🤖 AI Summary
This study addresses the inherent trade-off between ultra-low latency and high rate-distortion efficiency in uplink-intensive applications by conducting a vertical evaluation of NVIDIA’s NVENC hardware encoders across GPU architectures from Pascal to Blackwell. It reveals, for the first time, that the newly introduced “Ultra High Quality” (UHQ) mode employs a hybrid pipeline that offloads part of the encoding workload to CUDA cores and adopts an aggressive temporal structure. While this significantly enhances visual quality—yielding BD-Rate gains of 5.94% in standard mode and up to 22.79% in UHQ mode—it incurs substantial penalties, including over 400% higher end-to-end latency and up to 40% increased GPU power consumption. These findings clearly indicate that UHQ is better suited for on-demand transcoding rather than real-time communication scenarios.
📝 Abstract
The rapid expansion of uplink-intensive applications necessitates video coding solutions that balance high Rate-Distortion (RD) efficiency with ultra-low latency. This paper presents a longitudinal performance analysis of NVIDIA hardware encoding (NVENC), spanning from Pascal to the emerging Blackwell generation.
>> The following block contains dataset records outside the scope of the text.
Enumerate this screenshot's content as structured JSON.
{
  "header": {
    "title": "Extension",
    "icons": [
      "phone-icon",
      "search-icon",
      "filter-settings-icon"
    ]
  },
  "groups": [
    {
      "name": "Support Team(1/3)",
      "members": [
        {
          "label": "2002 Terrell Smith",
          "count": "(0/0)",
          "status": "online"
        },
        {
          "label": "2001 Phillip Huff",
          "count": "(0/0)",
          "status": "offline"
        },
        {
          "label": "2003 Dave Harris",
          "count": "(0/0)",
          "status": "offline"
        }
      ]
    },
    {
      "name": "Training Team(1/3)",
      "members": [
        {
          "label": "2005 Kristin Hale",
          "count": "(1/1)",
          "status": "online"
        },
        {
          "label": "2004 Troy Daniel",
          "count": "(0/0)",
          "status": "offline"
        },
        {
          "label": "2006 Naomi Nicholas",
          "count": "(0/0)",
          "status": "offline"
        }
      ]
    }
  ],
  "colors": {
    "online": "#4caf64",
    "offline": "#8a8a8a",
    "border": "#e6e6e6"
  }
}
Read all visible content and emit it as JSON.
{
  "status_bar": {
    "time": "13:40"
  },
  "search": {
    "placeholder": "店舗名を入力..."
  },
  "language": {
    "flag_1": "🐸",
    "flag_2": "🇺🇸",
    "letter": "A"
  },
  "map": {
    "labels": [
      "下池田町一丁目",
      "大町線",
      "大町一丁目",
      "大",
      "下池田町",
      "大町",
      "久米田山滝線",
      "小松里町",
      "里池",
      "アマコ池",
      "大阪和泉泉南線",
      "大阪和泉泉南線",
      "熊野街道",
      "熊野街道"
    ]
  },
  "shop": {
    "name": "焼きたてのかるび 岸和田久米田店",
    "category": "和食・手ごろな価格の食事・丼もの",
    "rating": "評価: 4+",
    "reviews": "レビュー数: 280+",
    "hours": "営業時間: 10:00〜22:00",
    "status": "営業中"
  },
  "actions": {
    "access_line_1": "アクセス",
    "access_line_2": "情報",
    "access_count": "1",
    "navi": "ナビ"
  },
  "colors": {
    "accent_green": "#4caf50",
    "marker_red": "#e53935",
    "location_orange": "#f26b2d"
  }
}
We specifically evaluate the operational viability of the new "Ultra High Quality" (UHQ) tuning mode against standard low-latency configurations. Our results demonstrate that while the Blackwell architecture breaks historical efficiency plateaus, achieving a 5.94% BD-Rate gain in standard modes and up to 22.79% in UHQ modes, these gains incur severe system-level penalties. We reveal that UHQ operates as a hybrid pipeline, offloading complexity to CUDA cores and enforcing aggressive temporal structures (up to 7 B-frames) that increase end-to-end latency by over 400% and GPU board power consumption by up to 40%. Consequently, while UHQ successfully bridges the quality gap with software encoders, its prohibitive serialization delay renders it unsuitable for interactive real-time communications, positioning it instead as a specialized solution for Video-on-Demand (VoD) transcoding.